# co2 indicator solution harmful?



## boolz (Oct 9, 2012)

I knocked off my drop checker and the co2 indicator solution spilled inside the tank. Shall I be worried? I use a Cal Aqua nano drop checker with Cal Aqua indicator solution. The website says "The indicator solution is a combination of KH Standard / 4 degree KH (4 dKH) and pH indicator (Bromothymol Blue)" What is the effect of this solution spilling inside the tank?? 

:help:


----------



## tharsis (Oct 9, 2009)

it will be fine. The KH standard is just regular water that has the hardness adjusted and the pH indicator is only like 7 dropsor something so it will be very diluted.


----------



## randpost (Feb 9, 2014)

tharsis said:


> it will be fine. The KH standard is just regular water that has the hardness adjusted and the pH indicator is only like 7 dropsor something so it will be very diluted.


+1

I've spilled solution multiple times from my drop checker with no ill effect.


----------



## Darkblade48 (Jan 4, 2008)

As others have mentioned, it should be no cause for alarm.
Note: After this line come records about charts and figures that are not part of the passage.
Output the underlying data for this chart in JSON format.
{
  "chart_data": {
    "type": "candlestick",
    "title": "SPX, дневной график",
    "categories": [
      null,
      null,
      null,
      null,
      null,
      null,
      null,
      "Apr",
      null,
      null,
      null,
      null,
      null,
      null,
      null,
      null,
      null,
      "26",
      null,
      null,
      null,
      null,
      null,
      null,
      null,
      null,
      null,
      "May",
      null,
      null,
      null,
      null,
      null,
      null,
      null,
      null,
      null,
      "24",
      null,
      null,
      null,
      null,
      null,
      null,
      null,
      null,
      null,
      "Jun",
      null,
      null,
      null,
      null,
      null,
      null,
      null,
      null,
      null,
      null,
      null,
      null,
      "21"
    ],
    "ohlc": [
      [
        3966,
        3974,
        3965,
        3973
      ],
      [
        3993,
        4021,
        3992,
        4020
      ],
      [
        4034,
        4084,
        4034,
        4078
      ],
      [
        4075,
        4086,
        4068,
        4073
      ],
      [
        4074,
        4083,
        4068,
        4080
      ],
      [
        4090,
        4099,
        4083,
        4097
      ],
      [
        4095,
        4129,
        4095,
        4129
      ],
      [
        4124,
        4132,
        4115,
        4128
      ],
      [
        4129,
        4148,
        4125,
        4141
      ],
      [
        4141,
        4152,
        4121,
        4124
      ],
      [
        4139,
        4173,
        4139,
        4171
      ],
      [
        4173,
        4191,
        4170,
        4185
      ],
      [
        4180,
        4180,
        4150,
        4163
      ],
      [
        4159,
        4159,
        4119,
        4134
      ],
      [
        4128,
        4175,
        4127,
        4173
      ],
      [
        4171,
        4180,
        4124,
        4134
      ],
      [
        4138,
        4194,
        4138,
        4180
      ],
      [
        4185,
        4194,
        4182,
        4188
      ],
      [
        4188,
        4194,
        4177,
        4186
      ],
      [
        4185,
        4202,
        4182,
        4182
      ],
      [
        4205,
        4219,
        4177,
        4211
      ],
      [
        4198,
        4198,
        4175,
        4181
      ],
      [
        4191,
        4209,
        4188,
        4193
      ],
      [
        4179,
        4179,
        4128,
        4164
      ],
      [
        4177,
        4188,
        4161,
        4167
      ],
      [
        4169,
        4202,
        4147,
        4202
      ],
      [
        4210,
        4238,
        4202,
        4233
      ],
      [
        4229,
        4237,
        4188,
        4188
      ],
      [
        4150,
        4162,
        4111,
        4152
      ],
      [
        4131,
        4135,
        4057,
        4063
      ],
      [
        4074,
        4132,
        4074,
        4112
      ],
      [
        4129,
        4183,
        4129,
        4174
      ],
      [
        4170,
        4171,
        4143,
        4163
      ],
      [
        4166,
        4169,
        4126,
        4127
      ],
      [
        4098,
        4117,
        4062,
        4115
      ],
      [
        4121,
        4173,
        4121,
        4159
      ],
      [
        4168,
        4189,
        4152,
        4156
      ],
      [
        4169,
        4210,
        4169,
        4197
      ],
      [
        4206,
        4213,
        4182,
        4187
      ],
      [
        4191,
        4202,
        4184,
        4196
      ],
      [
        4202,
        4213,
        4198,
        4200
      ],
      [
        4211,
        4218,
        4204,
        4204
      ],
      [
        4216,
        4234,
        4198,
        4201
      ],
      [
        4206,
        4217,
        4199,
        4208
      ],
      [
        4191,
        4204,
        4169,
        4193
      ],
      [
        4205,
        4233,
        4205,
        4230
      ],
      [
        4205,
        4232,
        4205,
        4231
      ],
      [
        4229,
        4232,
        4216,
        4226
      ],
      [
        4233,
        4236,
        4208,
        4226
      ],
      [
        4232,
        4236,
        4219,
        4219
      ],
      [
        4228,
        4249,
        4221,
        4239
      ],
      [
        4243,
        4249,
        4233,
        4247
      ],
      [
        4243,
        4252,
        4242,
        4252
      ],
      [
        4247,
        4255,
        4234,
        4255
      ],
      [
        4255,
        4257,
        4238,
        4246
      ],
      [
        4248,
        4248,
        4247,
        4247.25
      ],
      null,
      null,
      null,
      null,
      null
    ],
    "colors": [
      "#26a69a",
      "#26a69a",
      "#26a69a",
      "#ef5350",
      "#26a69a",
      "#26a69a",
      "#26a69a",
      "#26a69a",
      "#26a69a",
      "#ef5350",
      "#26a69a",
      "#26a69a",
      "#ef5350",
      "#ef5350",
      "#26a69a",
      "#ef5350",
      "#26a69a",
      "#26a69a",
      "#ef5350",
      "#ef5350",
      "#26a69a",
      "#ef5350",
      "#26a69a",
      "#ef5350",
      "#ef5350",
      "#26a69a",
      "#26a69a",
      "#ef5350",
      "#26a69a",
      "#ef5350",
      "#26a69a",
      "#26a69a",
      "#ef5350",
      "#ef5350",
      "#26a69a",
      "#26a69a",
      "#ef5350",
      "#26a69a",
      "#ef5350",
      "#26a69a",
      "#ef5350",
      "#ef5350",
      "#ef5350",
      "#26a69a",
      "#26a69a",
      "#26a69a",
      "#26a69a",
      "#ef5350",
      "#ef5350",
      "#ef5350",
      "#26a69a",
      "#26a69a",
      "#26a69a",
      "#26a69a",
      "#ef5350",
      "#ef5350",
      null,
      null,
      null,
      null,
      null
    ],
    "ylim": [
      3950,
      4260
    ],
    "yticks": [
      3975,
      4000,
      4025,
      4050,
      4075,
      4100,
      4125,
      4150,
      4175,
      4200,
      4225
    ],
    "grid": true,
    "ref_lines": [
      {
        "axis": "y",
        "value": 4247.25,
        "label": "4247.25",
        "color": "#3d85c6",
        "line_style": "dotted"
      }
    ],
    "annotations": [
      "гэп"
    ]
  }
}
Of course, you can also do a partial water change (though it would really just be for the sake of doing a partial water change).


----------



## boolz (Oct 9, 2012)

Thank you All. The response from GLA: 

"Hi, 


Thank you for your email. No worries on the spill in the tank. There are extremely small diluted amounts of bromo blue in the fluid. No worries. 



Thanks,
Marco



 "


----------